Pour ce qu’il en est des grands parti traditionnel, le Parti Démocrate, le Nouveau Centre Droit et Forza Italia portent des campagnes politiques très similaires qui n’intéressent ou ne passionnent pratiquement personne. La gauche radicale incapable de se présenter sous ses propres symboles souillés par des décennies de petites tactiques et de trahisons ouvertes a choisi de se présenter derrière le visage réconfortant d’Alexis Tsipras, le leader du parti grec de gauche radicale Syriza, pratiquement inconnu en Italie. La liste Tsipras ‘dirigée’ par un comité de six intellectuels, véritables vieux dinosaures de la petite gauche progressiste et de la ‘société civile’ italienne risque d’aboutir à un résultat décevant. Dans cette éventualité, la gauche radicale italienne serait privée de représentant pour la quatrième fois d’affilée lors d’élections importantes, alors qu’elle était encore relativement forte jusqu’il y a peu. Cette perspective risque de mettre un terme à la longue agonie du PRC et d’autres petites forces résiduelles.
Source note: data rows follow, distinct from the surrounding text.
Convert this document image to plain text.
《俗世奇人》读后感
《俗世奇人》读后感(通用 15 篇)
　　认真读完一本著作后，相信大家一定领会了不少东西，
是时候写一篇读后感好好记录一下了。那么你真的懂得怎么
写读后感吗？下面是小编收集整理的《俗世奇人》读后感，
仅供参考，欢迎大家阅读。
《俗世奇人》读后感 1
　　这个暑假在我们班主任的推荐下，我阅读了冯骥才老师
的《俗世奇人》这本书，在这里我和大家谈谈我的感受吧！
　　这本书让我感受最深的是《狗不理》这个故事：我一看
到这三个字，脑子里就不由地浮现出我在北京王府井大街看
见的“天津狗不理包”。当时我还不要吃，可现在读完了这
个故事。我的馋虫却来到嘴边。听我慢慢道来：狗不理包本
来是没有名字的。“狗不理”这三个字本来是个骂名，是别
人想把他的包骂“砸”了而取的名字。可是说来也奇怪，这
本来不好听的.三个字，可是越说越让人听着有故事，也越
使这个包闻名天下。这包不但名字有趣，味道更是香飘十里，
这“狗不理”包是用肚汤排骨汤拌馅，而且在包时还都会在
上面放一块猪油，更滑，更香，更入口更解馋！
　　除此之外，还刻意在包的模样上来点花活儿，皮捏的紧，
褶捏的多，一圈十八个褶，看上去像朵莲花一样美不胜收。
A la veille des élections, la situation politique Italienne reste caractérisée par une forte dose d’incertitudes et par une très forte instabilité politique. A l’heure actuelle, le mouvement ouvrier est saigné par une avalanche de licenciements, de délocalisations et de fermetures de sites de production. Mais il est le grand absent des discussions politiques. L’inévitable reprise du conflit social modifiera cette situation et réinitiera dans la société une discussion autour de la nécessité de construire un nouveau projet politique pour les jeunes et les travailleurs qui puissent prendre l’initiative de lancer une offensive frontale capable de mettre fin aux massacres sociaux que nous subissons actuellement.